Call on our governments to fund and support development of new technical standards and open-access e-infrastructures for global action. The development and employment of adequate data management strategies and of methodologies for improved information sharing is intimately connected to the construction of healthy, sustainable, creative, effective and efficient collaborative design environments. Developing user-friendly, versatile, stable and safe open-access e-infrastructures, for supporting these online interactions in the collaborative development of biomedical devices, and following FAIR (findable, accessible, interoperable and reusable) data principles as the right direction for achieving global action towards the democratization of medical technology.

Strive for harmonization of medical devices directives and accessible standards. Construct a framework for enabling medical technologies to reach everyone and everywhere relies on the use of common design practices and on the fulfillment of broadly accepted regulations that must warrant patients’ safety and that should allow for a compliant device to be commercialized and applied worldwide.

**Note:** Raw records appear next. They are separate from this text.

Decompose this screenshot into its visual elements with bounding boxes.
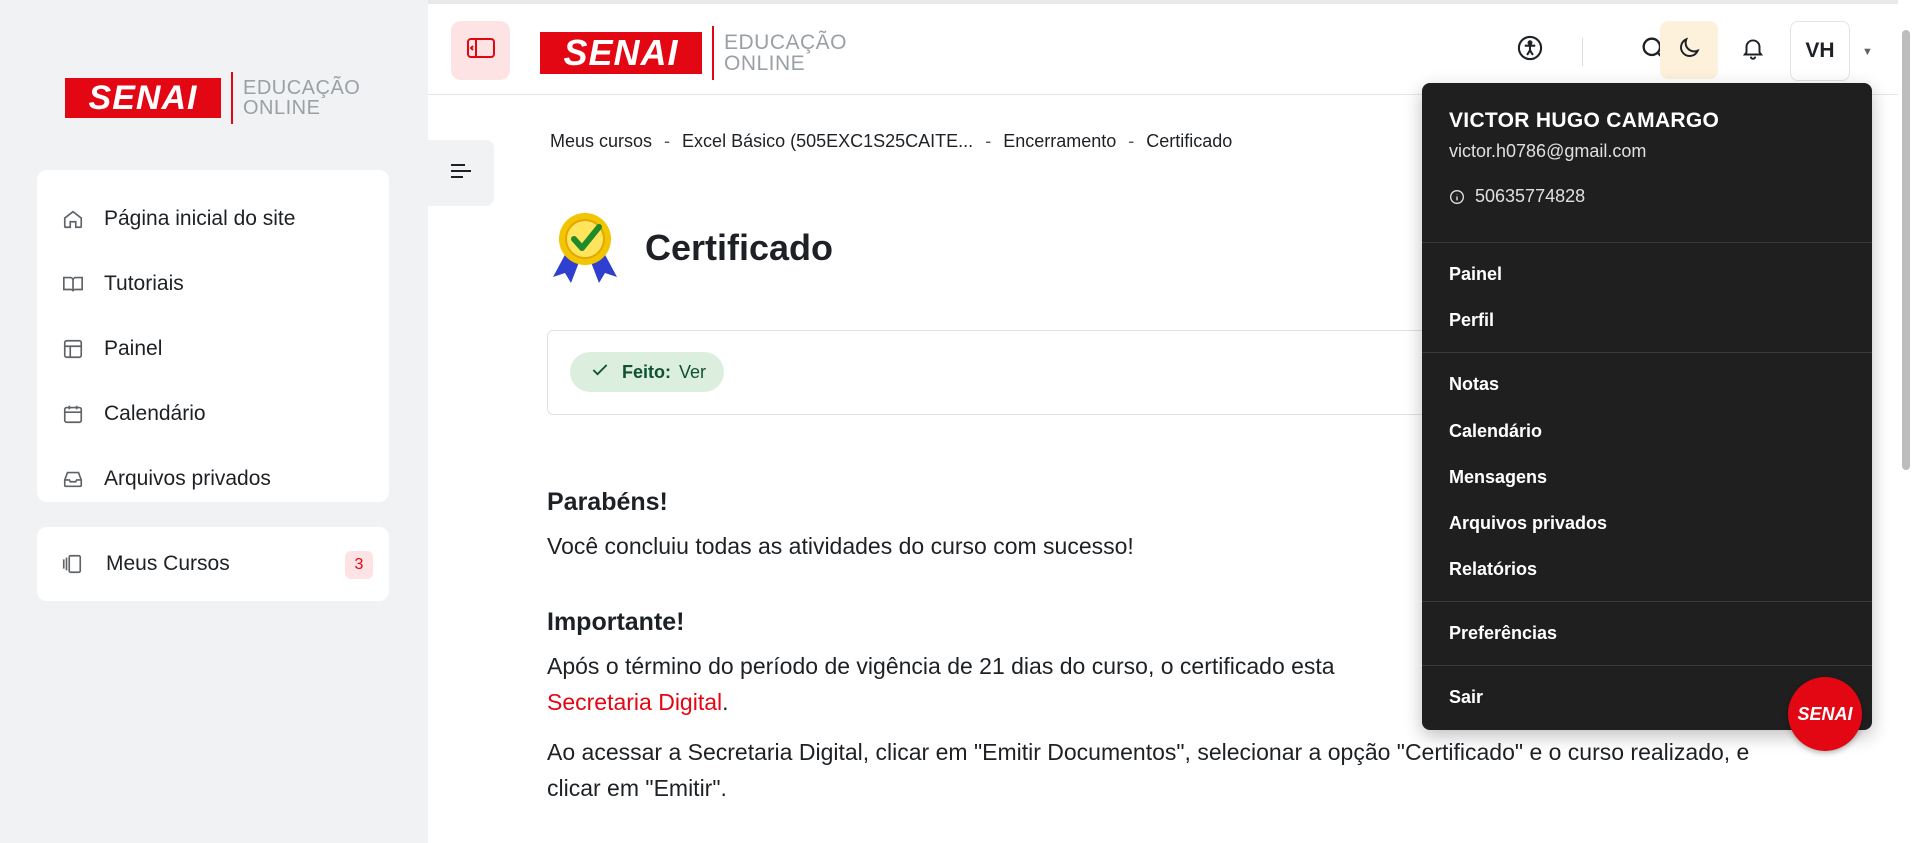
logo-subtitle: EDUCAÇÃO ONLINE (243, 78, 360, 118)
secretaria-digital-link[interactable]: Secretaria Digital (547, 689, 722, 715)
sidebar-item-tutoriais[interactable]: Tutoriais (37, 251, 389, 316)
sidebar-logo[interactable]: SENAI EDUCAÇÃO ONLINE (65, 72, 360, 124)
chevron-down-icon[interactable]: ▼ (1862, 46, 1873, 58)
dark-mode-button[interactable] (1660, 21, 1718, 79)
breadcrumb-separator: - (1128, 131, 1135, 151)
user-id-row: 50635774828 (1449, 186, 1585, 207)
sidebar-item-arquivos-privados[interactable]: Arquivos privados (37, 446, 389, 511)
instructions-text: Ao acessar a Secretaria Digital, clicar … (547, 739, 1750, 801)
accessibility-button[interactable] (1501, 21, 1559, 79)
sidebar-item-label: Página inicial do site (104, 206, 296, 230)
page-scrollbar[interactable] (1902, 30, 1910, 470)
menu-item-painel[interactable]: Painel (1449, 264, 1502, 285)
sidebar-item-label: Meus Cursos (106, 552, 230, 575)
sidebar-toggle-button[interactable] (451, 21, 510, 80)
menu-divider (1422, 601, 1872, 602)
sidebar-item-label: Calendário (104, 401, 206, 425)
info-icon (1449, 189, 1465, 205)
page-header: Certificado (545, 205, 833, 290)
menu-item-perfil[interactable]: Perfil (1449, 310, 1494, 331)
accessibility-icon (1516, 34, 1544, 67)
senai-chat-button[interactable]: SENAI (1788, 677, 1862, 751)
menu-item-calendario[interactable]: Calendário (1449, 421, 1542, 442)
breadcrumb-separator: - (664, 131, 671, 151)
user-full-name: VICTOR HUGO CAMARGO (1449, 109, 1720, 132)
calendar-icon (61, 402, 85, 426)
left-sidebar: SENAI EDUCAÇÃO ONLINE Página inicial do … (0, 0, 428, 843)
moon-icon (1676, 35, 1702, 66)
check-icon (590, 360, 610, 385)
logo-divider (712, 26, 714, 80)
bell-icon (1740, 35, 1766, 66)
top-navbar: SENAI EDUCAÇÃO ONLINE VH ▼ (428, 0, 1898, 95)
breadcrumb-item-section[interactable]: Encerramento (1003, 131, 1116, 152)
menu-item-sair[interactable]: Sair (1449, 687, 1483, 708)
toolbar-divider (1582, 38, 1583, 66)
certificate-award-icon (545, 205, 625, 290)
user-menu-dropdown: VICTOR HUGO CAMARGO victor.h0786@gmail.c… (1422, 83, 1872, 730)
user-avatar-button[interactable]: VH (1790, 21, 1850, 81)
inbox-icon (61, 467, 85, 491)
sidebar-toggle-icon (466, 36, 496, 65)
menu-divider (1422, 242, 1872, 243)
breadcrumb-item-current[interactable]: Certificado (1146, 131, 1232, 152)
courses-icon (61, 552, 85, 576)
sidebar-item-home[interactable]: Página inicial do site (37, 186, 389, 251)
completion-label: Feito: (622, 361, 671, 382)
logo-subtitle: EDUCAÇÃO ONLINE (724, 32, 847, 74)
courses-count-badge: 3 (345, 551, 373, 579)
logo-subtitle-line2: ONLINE (724, 52, 806, 75)
notifications-button[interactable] (1724, 21, 1782, 79)
breadcrumb-item-course[interactable]: Excel Básico (505EXC1S25CAITE... (682, 131, 973, 152)
menu-item-relatorios[interactable]: Relatórios (1449, 559, 1537, 580)
logo-divider (231, 72, 233, 124)
menu-lines-icon (448, 160, 474, 187)
page-title: Certificado (645, 226, 834, 268)
dashboard-icon (61, 337, 85, 361)
logo-subtitle-line1: EDUCAÇÃO (243, 77, 361, 99)
menu-divider (1422, 665, 1872, 666)
menu-item-preferencias[interactable]: Preferências (1449, 623, 1557, 644)
completion-info-card: Feito: Ver (547, 330, 1507, 415)
user-id: 50635774828 (1475, 186, 1586, 206)
breadcrumb: Meus cursos - Excel Básico (505EXC1S25CA… (550, 131, 1232, 152)
user-email: victor.h0786@gmail.com (1449, 141, 1647, 161)
important-text-body: Após o término do período de vigência de… (547, 653, 1335, 679)
menu-item-mensagens[interactable]: Mensagens (1449, 467, 1547, 488)
logo-subtitle-line1: EDUCAÇÃO (724, 31, 848, 54)
home-icon (61, 207, 85, 231)
senai-logo-mark: SENAI (65, 78, 221, 118)
senai-logo-mark: SENAI (540, 32, 702, 74)
sidebar-item-calendario[interactable]: Calendário (37, 381, 389, 446)
menu-item-arquivos-privados[interactable]: Arquivos privados (1449, 513, 1607, 534)
sidebar-item-label: Arquivos privados (104, 466, 271, 490)
sidebar-item-meus-cursos[interactable]: Meus Cursos 3 (37, 527, 389, 601)
completion-status-badge[interactable]: Feito: Ver (570, 352, 725, 392)
sidebar-item-label: Painel (104, 336, 163, 360)
menu-divider (1422, 352, 1872, 353)
sidebar-nav: Página inicial do site Tutoriais Painel … (37, 170, 389, 502)
header-logo[interactable]: SENAI EDUCAÇÃO ONLINE (540, 26, 847, 80)
menu-item-notas[interactable]: Notas (1449, 374, 1499, 395)
logo-subtitle-line2: ONLINE (243, 97, 321, 119)
course-index-toggle[interactable] (428, 140, 494, 206)
important-text-end: . (722, 689, 729, 715)
book-icon (61, 272, 85, 296)
completion-value: Ver (679, 361, 707, 382)
breadcrumb-separator: - (985, 131, 992, 151)
breadcrumb-item-meus-cursos[interactable]: Meus cursos (550, 131, 652, 152)
sidebar-item-painel[interactable]: Painel (37, 316, 389, 381)
sidebar-item-label: Tutoriais (104, 271, 184, 295)
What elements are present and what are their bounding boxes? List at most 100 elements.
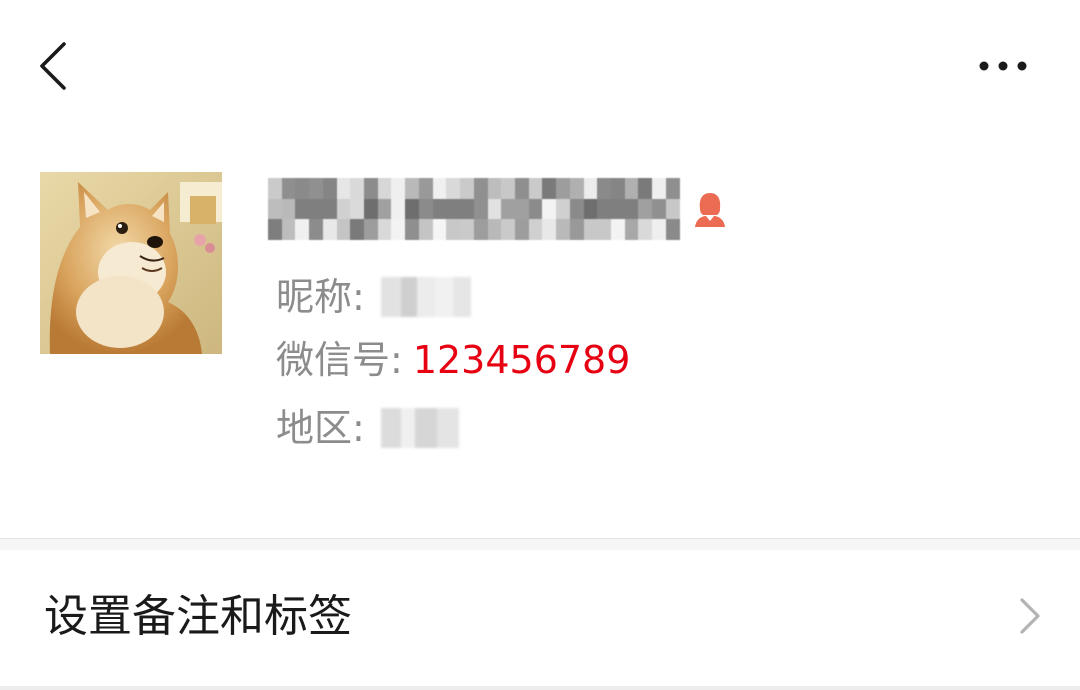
mosaic-cell [583, 198, 598, 220]
mosaic-cell [583, 219, 598, 240]
mosaic-cell [652, 178, 666, 199]
mosaic-cell [322, 178, 337, 199]
set-remark-and-tags-label: 设置备注和标签 [44, 591, 352, 642]
mosaic-cell [336, 178, 351, 199]
mosaic-cell [514, 198, 529, 220]
mosaic-cell [377, 178, 392, 199]
mosaic-cell [624, 198, 639, 220]
mosaic-cell [336, 219, 351, 240]
mosaic-cell [665, 198, 680, 220]
mosaic-cell [268, 219, 282, 240]
mosaic-cell [322, 219, 337, 240]
chevron-right-icon [1020, 598, 1040, 634]
mosaic-cell [295, 219, 310, 240]
mosaic-cell [528, 219, 543, 240]
mosaic-cell [446, 219, 461, 240]
mosaic-cell [295, 198, 310, 220]
mosaic-cell [501, 178, 515, 199]
mosaic-cell [418, 219, 433, 240]
mosaic-cell [268, 198, 282, 220]
mosaic-cell [405, 178, 419, 199]
more-button[interactable] [968, 46, 1040, 86]
mosaic-cell [652, 198, 666, 220]
mosaic-cell [556, 219, 570, 240]
mosaic-cell [528, 178, 543, 199]
name-mosaic [268, 178, 680, 240]
mosaic-cell [597, 198, 611, 220]
mosaic-cell [556, 198, 570, 220]
avatar[interactable] [40, 172, 222, 354]
mosaic-cell [446, 198, 461, 220]
mosaic-cell [432, 219, 447, 240]
mosaic-cell [487, 198, 502, 220]
name-row [268, 178, 730, 240]
chevron-left-icon [40, 42, 66, 90]
mosaic-cell [597, 178, 611, 199]
mosaic-cell [350, 219, 365, 240]
mosaic-cell [638, 219, 653, 240]
wechat-id-line: 微信号: 123456789 [276, 335, 630, 385]
nickname-label: 昵称: [276, 275, 365, 319]
mosaic-cell [665, 178, 680, 199]
wechat-id-value: 123456789 [412, 338, 631, 382]
mosaic-cell [432, 198, 447, 220]
mosaic-cell [473, 178, 488, 199]
mosaic-cell [460, 178, 474, 199]
region-label: 地区: [276, 406, 365, 450]
mosaic-cell [487, 178, 502, 199]
mosaic-cell [665, 219, 680, 240]
mosaic-cell [556, 178, 570, 199]
divider [0, 686, 1080, 690]
mosaic-cell [309, 198, 323, 220]
mosaic-cell [569, 178, 584, 199]
nickname-line: 昵称: [276, 272, 471, 322]
mosaic-cell [391, 198, 406, 220]
female-icon [695, 193, 725, 227]
set-remark-and-tags-row[interactable]: 设置备注和标签 [0, 550, 1080, 686]
region-line: 地区: [276, 403, 459, 453]
more-dots-icon [979, 61, 1027, 71]
mosaic-cell [336, 198, 351, 220]
mosaic-cell [542, 198, 557, 220]
back-button[interactable] [28, 38, 84, 94]
mosaic-cell [322, 198, 337, 220]
mosaic-cell [624, 219, 639, 240]
mosaic-cell [610, 198, 625, 220]
mosaic-cell [652, 219, 666, 240]
section-gap [0, 539, 1080, 550]
mosaic-cell [350, 178, 365, 199]
top-bar [0, 0, 1080, 130]
mosaic-cell [487, 219, 502, 240]
mosaic-cell [583, 178, 598, 199]
mosaic-cell [638, 198, 653, 220]
profile-card: 昵称: 微信号: 123456789 地区: [0, 130, 1080, 538]
mosaic-cell [542, 178, 557, 199]
mosaic-cell [610, 178, 625, 199]
mosaic-cell [405, 198, 419, 220]
mosaic-cell [309, 219, 323, 240]
mosaic-cell [281, 219, 296, 240]
region-mosaic [380, 408, 459, 448]
mosaic-cell [501, 198, 515, 220]
mosaic-cell [460, 219, 474, 240]
mosaic-cell [460, 198, 474, 220]
mosaic-cell [528, 198, 543, 220]
mosaic-cell [569, 198, 584, 220]
mosaic-cell [281, 178, 296, 199]
mosaic-cell [295, 178, 310, 199]
mosaic-cell [350, 198, 365, 220]
mosaic-cell [542, 219, 557, 240]
mosaic-cell [638, 178, 653, 199]
mosaic-cell [597, 219, 611, 240]
mosaic-cell [418, 198, 433, 220]
mosaic-cell [432, 178, 447, 199]
mosaic-cell [514, 219, 529, 240]
mosaic-cell [364, 219, 378, 240]
mosaic-cell [309, 178, 323, 199]
mosaic-cell [514, 178, 529, 199]
mosaic-cell [281, 198, 296, 220]
mosaic-cell [624, 178, 639, 199]
mosaic-cell [610, 219, 625, 240]
nickname-mosaic [380, 277, 471, 317]
mosaic-cell [418, 178, 433, 199]
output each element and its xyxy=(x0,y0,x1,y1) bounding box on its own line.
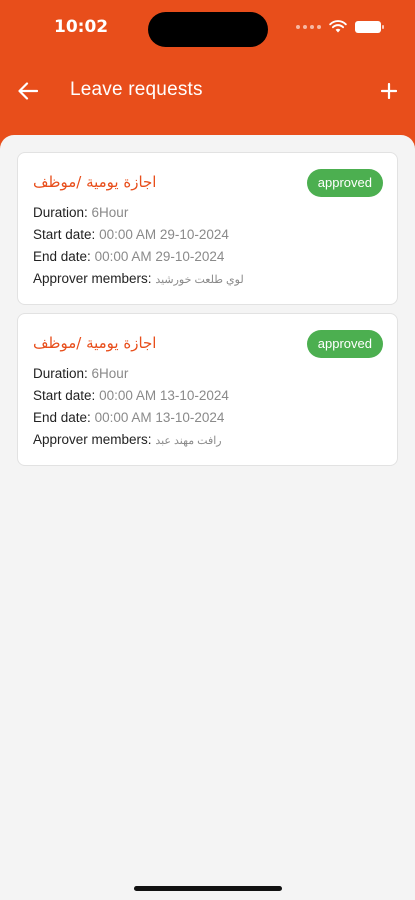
start-date-label: Start date: xyxy=(33,388,96,403)
status-badge: approved xyxy=(306,330,383,358)
request-title: اجازة يومية /موظف xyxy=(33,173,157,191)
approver-label: Approver members: xyxy=(33,432,152,447)
arrow-left-icon xyxy=(18,82,38,100)
app-header: 10:02 Leave requests xyxy=(0,0,415,150)
status-icons xyxy=(296,20,384,33)
requests-list: اجازة يومية /موظف approved Duration: 6Ho… xyxy=(0,135,415,900)
status-time: 10:02 xyxy=(54,17,109,37)
end-date-row: End date: 00:00 AM 13-10-2024 xyxy=(33,410,224,425)
end-date-row: End date: 00:00 AM 29-10-2024 xyxy=(33,249,224,264)
end-date-label: End date: xyxy=(33,410,91,425)
wifi-icon xyxy=(329,20,347,33)
approver-value: لوي طلعت خورشيد xyxy=(155,274,244,286)
approver-row: Approver members: لوي طلعت خورشيد xyxy=(33,271,244,286)
approver-label: Approver members: xyxy=(33,271,152,286)
leave-request-card[interactable]: اجازة يومية /موظف approved Duration: 6Ho… xyxy=(17,152,398,305)
add-request-button[interactable] xyxy=(377,79,401,103)
duration-row: Duration: 6Hour xyxy=(33,205,128,220)
plus-icon xyxy=(381,83,397,99)
page-title: Leave requests xyxy=(70,79,203,100)
battery-icon xyxy=(355,20,384,33)
back-button[interactable] xyxy=(16,79,40,103)
start-date-label: Start date: xyxy=(33,227,96,242)
end-date-value: 00:00 AM 29-10-2024 xyxy=(94,249,225,264)
end-date-label: End date: xyxy=(33,249,91,264)
duration-label: Duration: xyxy=(33,205,88,220)
request-title: اجازة يومية /موظف xyxy=(33,334,157,352)
signal-icon xyxy=(296,24,321,29)
duration-value: 6Hour xyxy=(91,366,129,381)
approver-value: رافت مهند عبد xyxy=(155,435,222,447)
start-date-value: 00:00 AM 29-10-2024 xyxy=(99,227,229,242)
duration-label: Duration: xyxy=(33,366,88,381)
status-badge: approved xyxy=(306,169,383,197)
home-indicator[interactable] xyxy=(134,886,282,891)
duration-row: Duration: 6Hour xyxy=(33,366,128,381)
leave-request-card[interactable]: اجازة يومية /موظف approved Duration: 6Ho… xyxy=(17,313,398,466)
start-date-row: Start date: 00:00 AM 13-10-2024 xyxy=(33,388,229,403)
end-date-value: 00:00 AM 13-10-2024 xyxy=(94,410,225,425)
dynamic-island xyxy=(148,12,268,47)
duration-value: 6Hour xyxy=(91,205,129,220)
start-date-row: Start date: 00:00 AM 29-10-2024 xyxy=(33,227,229,242)
start-date-value: 00:00 AM 13-10-2024 xyxy=(99,388,229,403)
approver-row: Approver members: رافت مهند عبد xyxy=(33,432,222,447)
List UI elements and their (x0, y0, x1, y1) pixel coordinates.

Sign and assume the present manifesto, as a symbol of commitment and deep respect for future collaboration. We will pursue the aims highlighted in this document, supporting our partners, promoting collaboration with significant stakeholders (from patients, patients’ associations, medical professionals and biomedical engineers, to educators, policy makers, manufactures and companies), working towards universally accessible, intrinsically safe and high-quality medical technologies and solving unforeseen issues with a balance between pragmatism and idealism (pedes in terra ad sidera visus).